Collaborative Risk Control & Knowledge Graph Technology

Fraud doesn’t happen in isolation, and neither should fraud prevention. TrustDecision’s global risk database allows businesses to benefit from shared intelligence. For example, if a user engages in coupon abuse or payment fraud on one platform, their history informs TrustDecision’s risk scoring for other platforms, enabling proactive countermeasures. By mapping fraud rings and unusual behavior patterns across systems, TrustDecision empowers merchants to act before fraud impacts their business.
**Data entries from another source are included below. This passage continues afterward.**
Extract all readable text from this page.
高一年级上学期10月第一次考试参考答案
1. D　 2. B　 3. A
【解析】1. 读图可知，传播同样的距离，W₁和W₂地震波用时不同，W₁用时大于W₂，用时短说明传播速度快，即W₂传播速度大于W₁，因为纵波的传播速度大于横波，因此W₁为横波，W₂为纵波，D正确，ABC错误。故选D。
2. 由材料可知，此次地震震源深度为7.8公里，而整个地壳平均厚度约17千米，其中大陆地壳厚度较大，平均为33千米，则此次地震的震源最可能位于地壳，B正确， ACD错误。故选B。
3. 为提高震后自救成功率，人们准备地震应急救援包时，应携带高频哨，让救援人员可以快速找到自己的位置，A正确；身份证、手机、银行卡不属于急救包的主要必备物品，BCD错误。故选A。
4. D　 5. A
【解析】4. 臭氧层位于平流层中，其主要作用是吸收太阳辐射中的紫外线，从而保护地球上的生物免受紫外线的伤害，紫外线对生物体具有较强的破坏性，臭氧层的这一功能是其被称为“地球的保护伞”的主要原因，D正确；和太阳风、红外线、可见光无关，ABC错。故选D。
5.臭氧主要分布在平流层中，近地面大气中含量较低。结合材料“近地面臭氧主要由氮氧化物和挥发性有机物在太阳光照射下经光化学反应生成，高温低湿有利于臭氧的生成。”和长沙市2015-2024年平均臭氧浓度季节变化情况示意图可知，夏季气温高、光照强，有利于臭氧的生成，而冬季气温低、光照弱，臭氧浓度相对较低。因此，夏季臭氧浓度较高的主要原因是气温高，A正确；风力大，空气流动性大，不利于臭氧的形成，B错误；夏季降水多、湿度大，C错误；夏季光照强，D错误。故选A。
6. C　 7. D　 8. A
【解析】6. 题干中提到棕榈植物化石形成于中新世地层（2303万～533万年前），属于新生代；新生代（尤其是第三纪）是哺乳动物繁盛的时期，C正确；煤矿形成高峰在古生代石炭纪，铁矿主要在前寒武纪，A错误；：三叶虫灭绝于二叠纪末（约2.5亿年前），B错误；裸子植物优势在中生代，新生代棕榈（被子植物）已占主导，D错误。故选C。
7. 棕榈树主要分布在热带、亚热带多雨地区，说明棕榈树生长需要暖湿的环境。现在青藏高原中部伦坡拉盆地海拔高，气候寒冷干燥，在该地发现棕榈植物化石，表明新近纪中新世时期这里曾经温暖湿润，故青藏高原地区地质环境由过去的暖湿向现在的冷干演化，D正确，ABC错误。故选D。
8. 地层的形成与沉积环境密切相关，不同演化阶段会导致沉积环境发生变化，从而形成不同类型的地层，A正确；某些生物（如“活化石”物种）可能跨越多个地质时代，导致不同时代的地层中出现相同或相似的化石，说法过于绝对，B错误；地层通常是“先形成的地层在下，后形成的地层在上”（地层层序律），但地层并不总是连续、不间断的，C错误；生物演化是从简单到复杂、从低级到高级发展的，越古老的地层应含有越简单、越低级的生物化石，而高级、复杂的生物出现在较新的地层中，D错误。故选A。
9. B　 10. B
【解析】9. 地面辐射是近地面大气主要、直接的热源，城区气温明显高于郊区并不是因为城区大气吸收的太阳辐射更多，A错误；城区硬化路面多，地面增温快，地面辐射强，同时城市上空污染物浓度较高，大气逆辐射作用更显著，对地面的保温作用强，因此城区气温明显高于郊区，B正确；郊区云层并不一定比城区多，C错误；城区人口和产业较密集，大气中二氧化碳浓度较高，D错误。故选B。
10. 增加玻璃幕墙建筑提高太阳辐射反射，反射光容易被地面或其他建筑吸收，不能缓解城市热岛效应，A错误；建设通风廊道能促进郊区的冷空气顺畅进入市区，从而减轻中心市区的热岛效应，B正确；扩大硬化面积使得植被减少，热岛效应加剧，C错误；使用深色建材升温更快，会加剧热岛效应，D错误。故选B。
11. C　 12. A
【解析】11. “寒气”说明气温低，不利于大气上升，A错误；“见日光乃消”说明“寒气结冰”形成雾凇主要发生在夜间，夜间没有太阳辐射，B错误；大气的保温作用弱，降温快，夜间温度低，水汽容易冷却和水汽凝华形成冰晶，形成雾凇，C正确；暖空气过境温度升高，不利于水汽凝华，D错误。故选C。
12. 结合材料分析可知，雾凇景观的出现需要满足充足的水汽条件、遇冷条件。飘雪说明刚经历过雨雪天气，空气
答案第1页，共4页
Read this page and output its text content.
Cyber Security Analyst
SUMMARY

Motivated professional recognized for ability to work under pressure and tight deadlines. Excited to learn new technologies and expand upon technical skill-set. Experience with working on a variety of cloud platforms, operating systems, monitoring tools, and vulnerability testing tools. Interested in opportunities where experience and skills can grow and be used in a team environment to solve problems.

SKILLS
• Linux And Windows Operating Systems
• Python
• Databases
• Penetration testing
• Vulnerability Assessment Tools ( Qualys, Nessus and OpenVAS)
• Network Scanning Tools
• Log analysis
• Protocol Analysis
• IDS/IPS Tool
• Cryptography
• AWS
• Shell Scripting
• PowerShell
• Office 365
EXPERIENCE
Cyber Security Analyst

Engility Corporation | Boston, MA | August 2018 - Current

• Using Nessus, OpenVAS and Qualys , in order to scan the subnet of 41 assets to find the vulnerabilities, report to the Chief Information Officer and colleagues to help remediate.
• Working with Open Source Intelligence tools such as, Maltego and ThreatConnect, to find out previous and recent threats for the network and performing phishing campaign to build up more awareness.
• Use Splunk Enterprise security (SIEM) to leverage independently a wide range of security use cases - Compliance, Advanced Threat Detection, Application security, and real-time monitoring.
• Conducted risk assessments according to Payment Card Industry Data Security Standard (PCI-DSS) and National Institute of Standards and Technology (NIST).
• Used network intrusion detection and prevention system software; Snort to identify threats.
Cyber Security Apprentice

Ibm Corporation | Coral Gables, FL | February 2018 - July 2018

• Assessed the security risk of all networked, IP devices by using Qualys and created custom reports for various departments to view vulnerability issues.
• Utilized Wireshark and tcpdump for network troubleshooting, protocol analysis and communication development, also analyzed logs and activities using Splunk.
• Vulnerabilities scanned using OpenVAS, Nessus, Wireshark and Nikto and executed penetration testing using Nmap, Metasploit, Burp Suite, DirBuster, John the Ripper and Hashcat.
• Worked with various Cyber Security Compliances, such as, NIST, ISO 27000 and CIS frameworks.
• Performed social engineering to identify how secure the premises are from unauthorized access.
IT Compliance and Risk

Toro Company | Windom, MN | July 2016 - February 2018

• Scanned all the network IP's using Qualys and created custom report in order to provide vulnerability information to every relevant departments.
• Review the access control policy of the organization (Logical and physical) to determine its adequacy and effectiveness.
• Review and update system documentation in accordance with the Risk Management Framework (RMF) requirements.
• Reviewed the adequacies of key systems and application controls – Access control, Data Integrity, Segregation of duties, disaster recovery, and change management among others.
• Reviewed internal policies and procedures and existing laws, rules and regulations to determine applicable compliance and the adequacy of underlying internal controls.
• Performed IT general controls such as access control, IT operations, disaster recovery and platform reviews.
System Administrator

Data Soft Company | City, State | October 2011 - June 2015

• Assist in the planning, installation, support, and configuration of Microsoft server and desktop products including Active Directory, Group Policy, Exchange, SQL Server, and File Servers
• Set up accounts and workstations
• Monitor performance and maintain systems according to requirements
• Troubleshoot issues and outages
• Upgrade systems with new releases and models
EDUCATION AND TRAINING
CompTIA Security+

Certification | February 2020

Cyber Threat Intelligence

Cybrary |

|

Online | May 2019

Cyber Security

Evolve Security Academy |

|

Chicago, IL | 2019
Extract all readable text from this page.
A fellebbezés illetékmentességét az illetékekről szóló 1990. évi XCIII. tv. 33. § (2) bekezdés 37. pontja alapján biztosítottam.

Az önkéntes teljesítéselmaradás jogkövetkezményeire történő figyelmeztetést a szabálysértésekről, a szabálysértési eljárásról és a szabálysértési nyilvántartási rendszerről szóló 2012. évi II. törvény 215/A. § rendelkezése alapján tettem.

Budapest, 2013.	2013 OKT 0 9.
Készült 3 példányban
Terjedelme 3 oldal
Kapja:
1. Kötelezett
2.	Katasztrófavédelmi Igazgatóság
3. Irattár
Chargeback Prevention with Early Alerts

Chargebacks are one of the most damaging forms of fraud, but they can be mitigated with early intervention. TrustDecision’s partnerships with Visa, Mastercard, and other major card networks ensure transparency and accuracy in transaction data. With tools like RDR (Rapid Dispute Resolution), CDRN (Chargeback Dispute Resolution Network), and Ethoca alerts, merchants receive real-time notifications of disputes and a window to resolve them before they escalate. If handled within this timeframe, disputes won’t count toward fraud-related chargeback metrics, helping businesses avoid fines and preserve access to payment channels.

In a Nutshell

The holiday shopping season means more sales—but it’s also prime time for fraud. Alongside the challenges mentioned earlier, merchants are likely to face increased threats such as identity theft, surges in invalid traffic, and other fraudulent transactions. An all-round protection covering each touchpoint - including account security, transaction monitoring, promotion abuse prevention, and user profiling - is essential. With the right measures in place, businesses can focus on sustainable growth while keeping the holiday spirit alive for their customers.